The Poms are also anxious, and they have spun up with it. On the third day, the only way to quiet them is to give them something else to think about. Jake and the little guys get Sits and treats for goodness, and then I vest Jake up and lock the door—lock it only once (he is watching)—and we head out to train. I don’t know what he understands, how he framed Puzzle’s illness, which he could surely scent, and how he makes sense of her absence now. He is subdued where he’d normally be electric on a walk. Jake Piper steps into a Heel beside me as we turn northward from the house. The prettier walk is the other direction, but we head out along the same street Puzzle and I once took while looking for Lost signs and waiting for a word from the vet about puppy Jake.
I can see approaching weather ahead of us, a blue-gray roll of cloud with a darker sky behind it. This is the kind of weather that Puzzle and I love to work. With the wind swinging across the compass, working scent direction becomes a challenge. If she were home, and well, I would have Puzzle out now. I would have called some neighbor, asked some friend to leave a shoe out for us and to hide blocks away. Puzzle would have enjoyed trailing our volunteer missing person to the find, and then she would have brought us all home, head up, tail swishing, prideful.
But Jake is with me, bless him. His working walks have other tasks. His walks are about attentiveness and self-discipline and orientation. So we’ll head north, and east, and randomly south and east and north again. We’ll walk until we’re tired. My intention is to wander the way any distressed person might, and carrying the weight of worry for Puzzle makes it easy.

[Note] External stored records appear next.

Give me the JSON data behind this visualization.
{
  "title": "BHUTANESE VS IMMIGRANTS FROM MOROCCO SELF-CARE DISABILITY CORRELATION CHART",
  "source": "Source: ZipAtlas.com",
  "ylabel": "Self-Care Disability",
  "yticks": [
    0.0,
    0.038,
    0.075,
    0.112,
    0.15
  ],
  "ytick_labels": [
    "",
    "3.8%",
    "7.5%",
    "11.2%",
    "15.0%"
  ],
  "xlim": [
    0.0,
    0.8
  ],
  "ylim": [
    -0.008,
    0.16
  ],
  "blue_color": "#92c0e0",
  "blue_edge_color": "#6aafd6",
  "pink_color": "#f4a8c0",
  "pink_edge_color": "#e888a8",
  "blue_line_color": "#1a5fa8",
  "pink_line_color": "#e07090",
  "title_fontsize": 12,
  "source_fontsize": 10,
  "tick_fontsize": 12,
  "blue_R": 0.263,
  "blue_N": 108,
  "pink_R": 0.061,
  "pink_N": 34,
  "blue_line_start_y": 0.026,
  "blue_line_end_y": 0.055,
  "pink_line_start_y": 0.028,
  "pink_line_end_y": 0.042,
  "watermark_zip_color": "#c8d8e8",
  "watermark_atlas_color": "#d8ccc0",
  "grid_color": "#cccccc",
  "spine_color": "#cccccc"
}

We’ll wander, and maybe at the end of that meander, Jake can lead us home. He’s been closer to success with the long-distance Home command lately, though once he sidetracked us to a playground full of children, and last time he took us to a very promising backyard barbecue with a keg, a smoker, and three grills going. Apparently, to Jake, home is where the party is.
No kids on playgrounds. No steaks today. He looks up at me now and again in question. It’s not Puzzle’s glance to doubl
e-check my position on a search; Jake is focused on my face. Once I catch his gaze and realize I’ve stopped in the middle of the sidewalk and am just standing there. Scared has caught up with me; sad has too.
As one neighborhood shifts into the next, we pass more dogs than people. Some of the dogs are interested in us. They poise at fences, some wagging, some springing up as though savage, some booming happy woofs out of eager faces. Some dogs seem anxious with the sense of storm. We see a brownish Lab mix pacing on a chain in a side yard. He is a big dog, but exposed to the weather, he is reduced by every new gust of wind, has his ears down and his tail tucked. He stretches to the very end of his chain, yearning toward a front porch he cannot reach. We see dogs in crates under carports. We see inside dogs straining to see us, their paws on streaked windows. One tiny, very senior fuzzy mop appears to be on the back of a couch. She’s a pretty little dog, wreathed by a quilt in what seems to be a place of honor. She has a whole picture window to herself, and though she watches us pass before her, she doesn’t speak. Jake Piper is silent also. He notices all the dogs—ears perked and gait growing more sprightly in some nonverbal exchange with some of them—but he holds his walk beside me.